Based on her knowledge of the primary cause of end-stage renal disease, the nurse knows to assess the most important indicator. What is that indicator? pH and HCO3 Blood pressure Serum glucose Urine protein

Serum glucose Explanation: The nurse would evaluate serum and urine levels of glucose because diabetes is the primary cause of renal failure.

A child is brought into the clinic with symptoms of edema and dark brown rusty urine. Which nursing assessment finding would best assist in determining the cause of this problem? Elevation of blood pressure Sore throat 2 weeks ago Red blood cells in the urine Protein elevation in the urine

Sore throat 2 weeks ago Explanation: Acute glomerulonephritis usually occurs as a result of bacterial infection such as seen with a beta-hemolytic streptococcal infection or impetigo. Red blood cells and protein found in the urine and elevated blood pressure are symptoms associated with glomerulonephritis.

Which of the following is the most accurate indicator of fluid loss or gain? Weight Body temperature Urine output Caloric intake

Weight Explanation: The most accurate indicator of fluid loss or gain in an acutely ill patient is weight, as accurate intake and output and assessment of insensible losses may be difficult. Urine output, caloric intake, and body temperature would not be the most reliable indicator of fluid loss or gain.
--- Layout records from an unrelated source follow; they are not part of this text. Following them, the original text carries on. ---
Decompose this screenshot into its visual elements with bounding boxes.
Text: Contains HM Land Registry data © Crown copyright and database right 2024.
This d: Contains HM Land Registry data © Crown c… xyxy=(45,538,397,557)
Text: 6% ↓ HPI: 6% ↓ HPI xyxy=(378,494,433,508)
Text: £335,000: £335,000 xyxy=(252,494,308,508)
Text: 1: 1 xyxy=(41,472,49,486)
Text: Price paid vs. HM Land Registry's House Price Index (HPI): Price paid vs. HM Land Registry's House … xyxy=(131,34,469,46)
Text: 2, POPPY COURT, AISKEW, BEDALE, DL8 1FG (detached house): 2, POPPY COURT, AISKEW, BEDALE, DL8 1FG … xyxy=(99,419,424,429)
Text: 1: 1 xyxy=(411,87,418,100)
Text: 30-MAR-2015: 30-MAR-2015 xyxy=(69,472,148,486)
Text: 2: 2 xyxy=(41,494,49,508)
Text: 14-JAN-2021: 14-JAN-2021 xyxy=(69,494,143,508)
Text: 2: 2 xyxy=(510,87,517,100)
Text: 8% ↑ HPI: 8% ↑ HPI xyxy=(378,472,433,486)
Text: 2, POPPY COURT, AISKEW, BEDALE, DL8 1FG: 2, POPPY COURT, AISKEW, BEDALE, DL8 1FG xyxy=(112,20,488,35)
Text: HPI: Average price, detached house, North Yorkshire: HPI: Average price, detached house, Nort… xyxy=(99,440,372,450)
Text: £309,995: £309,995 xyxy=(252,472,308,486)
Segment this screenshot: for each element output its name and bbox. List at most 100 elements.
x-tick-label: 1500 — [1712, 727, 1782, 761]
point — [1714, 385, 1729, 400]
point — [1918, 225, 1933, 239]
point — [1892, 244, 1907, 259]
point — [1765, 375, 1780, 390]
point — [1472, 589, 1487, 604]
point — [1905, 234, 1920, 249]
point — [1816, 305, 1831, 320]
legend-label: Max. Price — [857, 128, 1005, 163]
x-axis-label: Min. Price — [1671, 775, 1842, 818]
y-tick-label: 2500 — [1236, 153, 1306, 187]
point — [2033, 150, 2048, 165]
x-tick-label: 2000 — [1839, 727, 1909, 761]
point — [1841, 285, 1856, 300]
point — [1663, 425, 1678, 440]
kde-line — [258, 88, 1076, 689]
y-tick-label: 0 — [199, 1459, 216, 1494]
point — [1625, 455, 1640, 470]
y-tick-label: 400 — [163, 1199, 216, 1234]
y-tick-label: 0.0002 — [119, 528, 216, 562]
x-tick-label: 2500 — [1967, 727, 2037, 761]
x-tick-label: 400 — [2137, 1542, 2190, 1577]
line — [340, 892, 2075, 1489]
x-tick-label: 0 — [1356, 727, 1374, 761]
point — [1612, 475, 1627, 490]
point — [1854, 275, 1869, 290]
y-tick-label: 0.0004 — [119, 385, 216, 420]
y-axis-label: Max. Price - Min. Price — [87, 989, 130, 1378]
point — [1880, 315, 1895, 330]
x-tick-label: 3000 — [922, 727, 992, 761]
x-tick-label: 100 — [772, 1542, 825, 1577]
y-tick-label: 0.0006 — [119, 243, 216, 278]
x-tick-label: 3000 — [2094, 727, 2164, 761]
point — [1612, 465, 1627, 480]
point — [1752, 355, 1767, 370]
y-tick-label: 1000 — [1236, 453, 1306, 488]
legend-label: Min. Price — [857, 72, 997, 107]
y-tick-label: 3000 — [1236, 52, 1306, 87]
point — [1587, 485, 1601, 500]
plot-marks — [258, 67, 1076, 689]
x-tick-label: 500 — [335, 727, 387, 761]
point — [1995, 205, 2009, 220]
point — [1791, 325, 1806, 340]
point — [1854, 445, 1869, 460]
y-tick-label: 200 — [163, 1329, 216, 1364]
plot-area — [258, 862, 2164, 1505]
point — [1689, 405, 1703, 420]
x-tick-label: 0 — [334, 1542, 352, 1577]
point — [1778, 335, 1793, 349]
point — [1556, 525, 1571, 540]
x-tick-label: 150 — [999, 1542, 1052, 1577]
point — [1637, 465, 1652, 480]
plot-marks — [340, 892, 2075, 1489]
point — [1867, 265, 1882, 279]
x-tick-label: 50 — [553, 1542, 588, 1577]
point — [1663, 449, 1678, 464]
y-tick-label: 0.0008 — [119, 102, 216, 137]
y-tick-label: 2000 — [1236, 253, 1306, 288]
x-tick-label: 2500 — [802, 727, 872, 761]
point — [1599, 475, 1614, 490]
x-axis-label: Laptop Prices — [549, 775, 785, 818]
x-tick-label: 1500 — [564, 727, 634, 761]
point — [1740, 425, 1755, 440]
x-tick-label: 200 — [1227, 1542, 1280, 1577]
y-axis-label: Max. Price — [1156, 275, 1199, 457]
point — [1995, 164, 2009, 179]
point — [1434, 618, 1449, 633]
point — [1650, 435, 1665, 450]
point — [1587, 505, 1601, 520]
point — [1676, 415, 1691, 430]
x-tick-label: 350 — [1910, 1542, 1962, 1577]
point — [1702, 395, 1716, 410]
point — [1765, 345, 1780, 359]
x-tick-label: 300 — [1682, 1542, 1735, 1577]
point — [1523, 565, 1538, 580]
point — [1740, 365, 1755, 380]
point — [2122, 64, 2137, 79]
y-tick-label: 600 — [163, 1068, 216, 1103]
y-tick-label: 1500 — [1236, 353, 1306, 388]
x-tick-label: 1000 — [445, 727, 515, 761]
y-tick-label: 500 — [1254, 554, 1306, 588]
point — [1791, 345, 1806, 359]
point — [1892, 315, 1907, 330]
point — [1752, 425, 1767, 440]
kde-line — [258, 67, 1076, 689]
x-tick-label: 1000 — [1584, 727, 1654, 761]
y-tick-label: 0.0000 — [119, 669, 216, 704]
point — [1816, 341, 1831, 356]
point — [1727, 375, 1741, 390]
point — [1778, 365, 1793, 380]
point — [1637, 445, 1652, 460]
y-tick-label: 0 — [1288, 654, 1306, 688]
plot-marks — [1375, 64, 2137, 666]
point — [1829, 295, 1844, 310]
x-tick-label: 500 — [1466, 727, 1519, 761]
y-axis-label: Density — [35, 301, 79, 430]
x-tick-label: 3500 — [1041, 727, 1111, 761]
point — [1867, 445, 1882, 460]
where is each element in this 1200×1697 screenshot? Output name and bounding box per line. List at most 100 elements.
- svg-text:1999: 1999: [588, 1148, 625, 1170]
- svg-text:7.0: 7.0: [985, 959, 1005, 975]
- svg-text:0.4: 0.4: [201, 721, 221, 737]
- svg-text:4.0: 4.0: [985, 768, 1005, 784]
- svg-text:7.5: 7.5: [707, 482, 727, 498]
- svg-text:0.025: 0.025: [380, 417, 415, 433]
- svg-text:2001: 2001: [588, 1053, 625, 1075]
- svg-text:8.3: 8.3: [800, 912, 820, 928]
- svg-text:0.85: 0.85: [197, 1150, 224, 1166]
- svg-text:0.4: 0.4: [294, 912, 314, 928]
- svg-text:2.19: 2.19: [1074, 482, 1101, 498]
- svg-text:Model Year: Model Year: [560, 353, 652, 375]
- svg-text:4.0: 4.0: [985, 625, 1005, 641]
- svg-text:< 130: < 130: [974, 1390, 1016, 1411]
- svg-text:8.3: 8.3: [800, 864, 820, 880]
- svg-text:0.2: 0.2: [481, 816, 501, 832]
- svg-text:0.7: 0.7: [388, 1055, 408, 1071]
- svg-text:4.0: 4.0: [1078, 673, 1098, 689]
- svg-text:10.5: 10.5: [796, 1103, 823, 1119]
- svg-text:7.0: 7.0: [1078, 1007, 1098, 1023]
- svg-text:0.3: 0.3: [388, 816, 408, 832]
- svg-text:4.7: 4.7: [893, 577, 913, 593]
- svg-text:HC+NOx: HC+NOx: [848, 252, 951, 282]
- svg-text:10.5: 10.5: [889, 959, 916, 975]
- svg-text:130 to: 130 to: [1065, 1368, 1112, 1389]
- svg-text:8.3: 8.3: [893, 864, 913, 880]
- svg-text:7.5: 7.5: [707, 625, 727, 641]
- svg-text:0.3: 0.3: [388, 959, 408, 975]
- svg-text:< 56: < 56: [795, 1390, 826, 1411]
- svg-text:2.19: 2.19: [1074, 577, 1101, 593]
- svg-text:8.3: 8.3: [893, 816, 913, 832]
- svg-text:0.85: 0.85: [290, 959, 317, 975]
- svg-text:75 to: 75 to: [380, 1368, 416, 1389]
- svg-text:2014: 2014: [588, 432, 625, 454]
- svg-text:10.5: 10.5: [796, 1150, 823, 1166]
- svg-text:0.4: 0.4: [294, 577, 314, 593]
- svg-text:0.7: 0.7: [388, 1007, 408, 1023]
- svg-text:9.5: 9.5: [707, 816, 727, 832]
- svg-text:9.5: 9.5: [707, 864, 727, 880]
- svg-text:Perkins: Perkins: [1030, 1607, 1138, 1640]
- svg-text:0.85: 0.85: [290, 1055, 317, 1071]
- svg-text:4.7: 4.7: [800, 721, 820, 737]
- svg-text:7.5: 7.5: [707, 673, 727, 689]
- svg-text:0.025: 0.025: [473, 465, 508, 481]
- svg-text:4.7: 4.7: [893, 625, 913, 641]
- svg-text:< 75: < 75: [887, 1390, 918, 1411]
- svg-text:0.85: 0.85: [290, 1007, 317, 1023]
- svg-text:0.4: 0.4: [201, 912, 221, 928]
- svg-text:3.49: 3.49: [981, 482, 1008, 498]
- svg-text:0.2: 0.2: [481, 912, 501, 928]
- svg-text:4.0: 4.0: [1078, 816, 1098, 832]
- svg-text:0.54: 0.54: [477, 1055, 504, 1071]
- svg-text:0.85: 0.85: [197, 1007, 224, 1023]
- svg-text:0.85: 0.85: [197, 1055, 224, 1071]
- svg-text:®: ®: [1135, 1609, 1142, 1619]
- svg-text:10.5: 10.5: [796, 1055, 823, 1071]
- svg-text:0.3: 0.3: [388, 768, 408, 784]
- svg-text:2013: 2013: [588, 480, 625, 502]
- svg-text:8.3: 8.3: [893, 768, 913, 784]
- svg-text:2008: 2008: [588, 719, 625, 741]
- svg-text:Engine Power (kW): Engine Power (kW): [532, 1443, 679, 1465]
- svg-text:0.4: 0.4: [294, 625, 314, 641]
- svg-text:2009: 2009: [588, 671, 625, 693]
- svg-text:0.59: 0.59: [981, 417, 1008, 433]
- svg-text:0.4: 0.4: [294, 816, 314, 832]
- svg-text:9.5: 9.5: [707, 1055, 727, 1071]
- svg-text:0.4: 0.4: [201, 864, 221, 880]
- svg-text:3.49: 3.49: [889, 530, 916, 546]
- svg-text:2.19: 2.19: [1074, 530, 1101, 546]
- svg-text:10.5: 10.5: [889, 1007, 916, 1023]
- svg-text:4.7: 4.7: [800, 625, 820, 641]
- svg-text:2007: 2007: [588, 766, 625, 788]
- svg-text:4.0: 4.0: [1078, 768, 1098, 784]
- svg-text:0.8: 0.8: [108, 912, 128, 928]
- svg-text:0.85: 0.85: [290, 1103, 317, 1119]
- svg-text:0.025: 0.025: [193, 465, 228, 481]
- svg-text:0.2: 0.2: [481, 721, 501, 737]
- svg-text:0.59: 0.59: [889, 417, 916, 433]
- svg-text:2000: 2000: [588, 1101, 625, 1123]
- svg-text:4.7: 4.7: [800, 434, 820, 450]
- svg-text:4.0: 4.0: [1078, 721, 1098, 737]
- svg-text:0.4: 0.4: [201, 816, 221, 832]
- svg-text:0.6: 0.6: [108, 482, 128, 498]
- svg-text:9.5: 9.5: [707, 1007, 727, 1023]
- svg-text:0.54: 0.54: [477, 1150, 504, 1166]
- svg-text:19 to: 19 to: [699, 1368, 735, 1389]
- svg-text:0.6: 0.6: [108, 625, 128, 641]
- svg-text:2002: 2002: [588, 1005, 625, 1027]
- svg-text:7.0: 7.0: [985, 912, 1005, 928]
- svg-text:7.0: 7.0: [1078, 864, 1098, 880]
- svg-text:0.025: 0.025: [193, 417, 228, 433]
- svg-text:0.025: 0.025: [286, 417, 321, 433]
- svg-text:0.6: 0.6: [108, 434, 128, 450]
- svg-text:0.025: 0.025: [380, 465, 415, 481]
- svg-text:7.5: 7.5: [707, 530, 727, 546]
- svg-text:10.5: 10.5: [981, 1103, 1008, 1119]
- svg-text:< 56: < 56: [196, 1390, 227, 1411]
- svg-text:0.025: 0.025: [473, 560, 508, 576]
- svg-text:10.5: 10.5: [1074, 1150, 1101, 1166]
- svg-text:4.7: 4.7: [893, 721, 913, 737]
A client is admitted for treatment of chronic renal failure (CRF). The nurse knows that this disorder increases the client's risk of: metabolic alkalosis secondary to retention of hydrogen ions. water and sodium retention secondary to a severe decrease in the glomerular filtration rate. a decreased serum phosphate level secondary to kidney failure. an increased serum calcium level secondary to kidney failure.

water and sodium retention secondary to a severe decrease in the glomerular filtration rate. Explanation: The client with CRF is at risk for fluid imbalance — dehydration if the kidneys fail to concentrate urine, or fluid retention if the kidneys fail to produce urine. Electrolyte imbalances associated with this disorder result from the kidneys' inability to excrete phosphorus; such imbalances may lead to hyperphosphatemia with reciprocal hypocalcemia. CRF may cause metabolic acidosis, not metabolic alkalosis, secondary to inability of the kidneys to excrete hydrogen ions.